34 En Jezus ziende, dat hij verstandelijk geantwoord had, zeide tot hem: Gij zijt niet verre van het Koninkrijk Gods. En niemand durfde Hem meer vragen.
When Jesus saw that the man had answered wisely, he said to him, “Yoʋ are not far from the kingdom of God.” And no one dared to ask him questions anymore.
35 En Jezus antwoordde en zeide, lerende in den tempel: Hoe zeggen de Schriftgeleerden, dat de Christus een Zoon van David is?
As Jesus taught in the temple courts, he said, “How can the scribes say that the Christ is the Son of David?
36 Want David zelf heeft door den Heiligen Geest gezegd: De Heere heeft gezegd tot mijn Heere: Zit aan Mijn rechter hand, totdat Ik Uw vijanden zal gezet hebben tot een voetbank Uwer voeten.
For David himself said in the Holy Spirit, ‘The Lord said to my Lord, “Sit at my right hand until I make yoʋr enemies a footstool for yoʋr feet.”’
37 David dan zelf noemt Hem zijn Heere, en hoe is Hij zijn Zoon?
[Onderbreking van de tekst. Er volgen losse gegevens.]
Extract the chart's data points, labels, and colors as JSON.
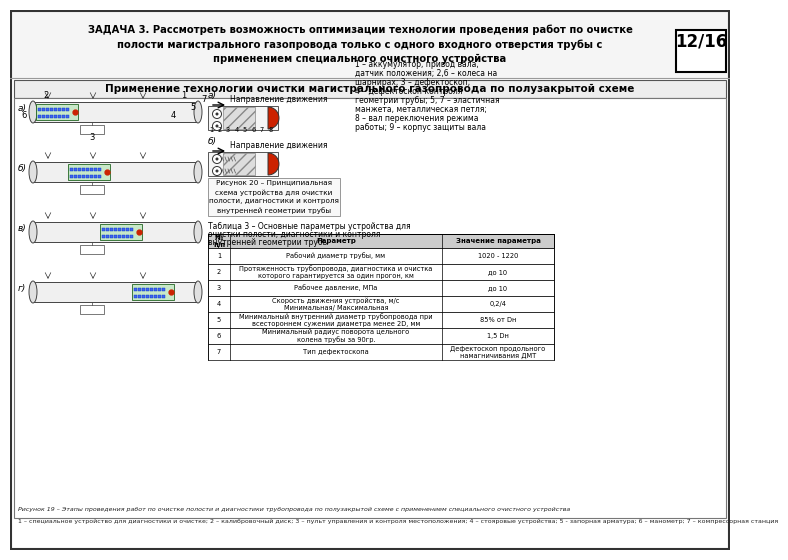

En de menigte der schare hoorde Hem gaarne.
David himself calls him ‘Lord,’ so how is he his son?” And the large crowd was listening to him gladly.
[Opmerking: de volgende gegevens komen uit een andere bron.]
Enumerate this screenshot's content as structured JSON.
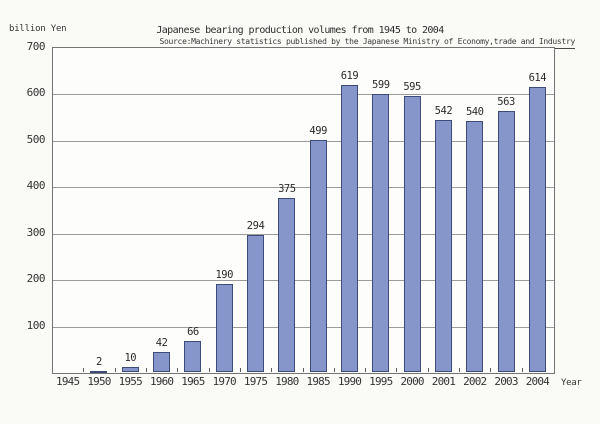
{
  "page": {
    "background": "#fafaf7"
  },
  "chart_data": {
    "type": "bar",
    "title": "Japanese bearing production volumes from 1945 to 2004",
    "subtitle": "Source:Machinery statistics published by the Japanese Ministry of Economy,trade and Industry",
    "unit_label": "billion Yen",
    "x_axis_suffix_label": "Year",
    "categories": [
      "1945",
      "1950",
      "1955",
      "1960",
      "1965",
      "1970",
      "1975",
      "1980",
      "1985",
      "1990",
      "1995",
      "2000",
      "2001",
      "2002",
      "2003",
      "2004"
    ],
    "values": [
      null,
      2,
      10,
      42,
      66,
      190,
      294,
      375,
      499,
      619,
      599,
      595,
      542,
      540,
      563,
      614
    ],
    "y_ticks": [
      100,
      200,
      300,
      400,
      500,
      600,
      700
    ],
    "ylim": [
      0,
      700
    ],
    "grid": true,
    "legend_position": "none",
    "show_value_labels": true,
    "bar_color": "#8796ca",
    "bar_border_color": "#3e4a78",
    "grid_color": "#9b9b9b",
    "frame_color": "#737373",
    "text_color": "#333333"
  }
}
38 En Hij zeide tot hen in Zijn leer: Wacht u voor de Schriftgeleerden, die daar gaarne willen wandelen in lange klederen, en gegroet zijn op de markten;
Jesus also said to them in his teaching, “Beware of the scribes, who like to walk around in long robes, and to receive greetings in the marketplaces,
39 En de voorgestoelten hebben in de synagogen, en de vooraanzittingen in de maaltijden;
and to have the best seats in the synagogues and the places of honor at banquets,
40 Welke de huizen der weduwen opeten, en dat onder den schijn van lang te bidden. Dezen zullen zwaarder oordeel ontvangen.
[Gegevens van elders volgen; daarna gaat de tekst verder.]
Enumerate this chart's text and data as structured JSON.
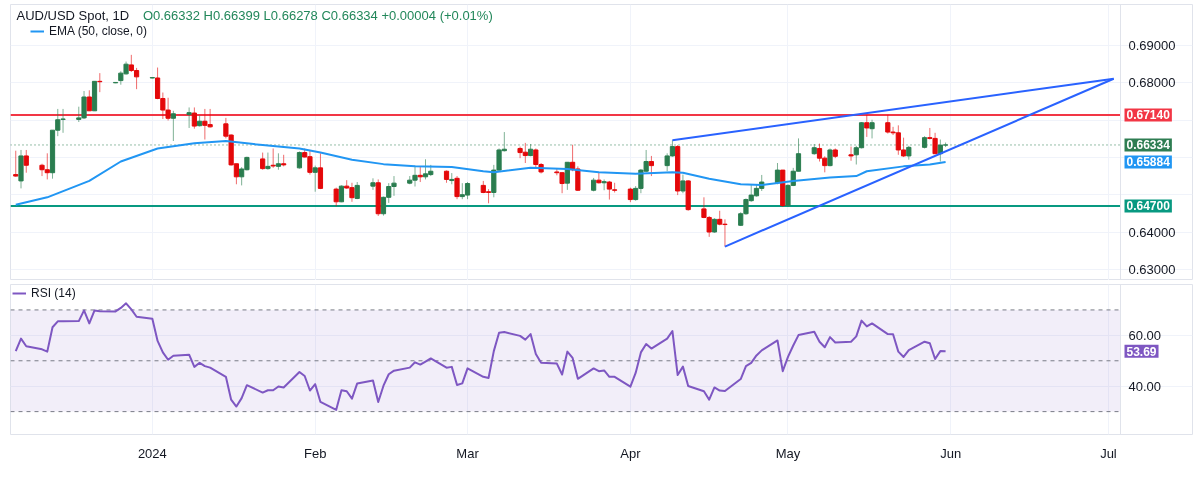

who devour widows' houses and for a pretense make long prayers. They will receive a more severe judgment.”
41 En Jezus, gezeten zijnde tegenover de schatkist, zag, hoe de schare geld wierp in de schatkist; en vele rijken wierpen veel daarin.
Later Jesus sat down across from the treasury and watched how the crowd was putting money into the treasury. Many rich people put in large amounts.
42 En er kwam een arme weduwe, die twee kleine penningen daarin wierp, hetwelk is een oort.
Then a poor widow came and put in two small copper coins, which are worth a penny.
43 En Jezus, Zijn discipelen tot Zich geroepen hebbende, zeide tot hen: Voorwaar, Ik zeg u, dat deze arme weduwe meer ingeworpen heeft, dan allen, die in de schatkist geworpen hebben.
So Jesus called his disciples over and said to them, “Truly I say to you, this poor widow has put more money into the treasury than all the others.
44 Want zij allen hebben van hun overvloed daarin geworpen; maar deze heeft van haar gebrek, al wat zij had, daarin geworpen, haar gansen leeftocht.
For they have all put in money out of their abundance, but she, out of her poverty, has put in all that she had, her entire livelihood.”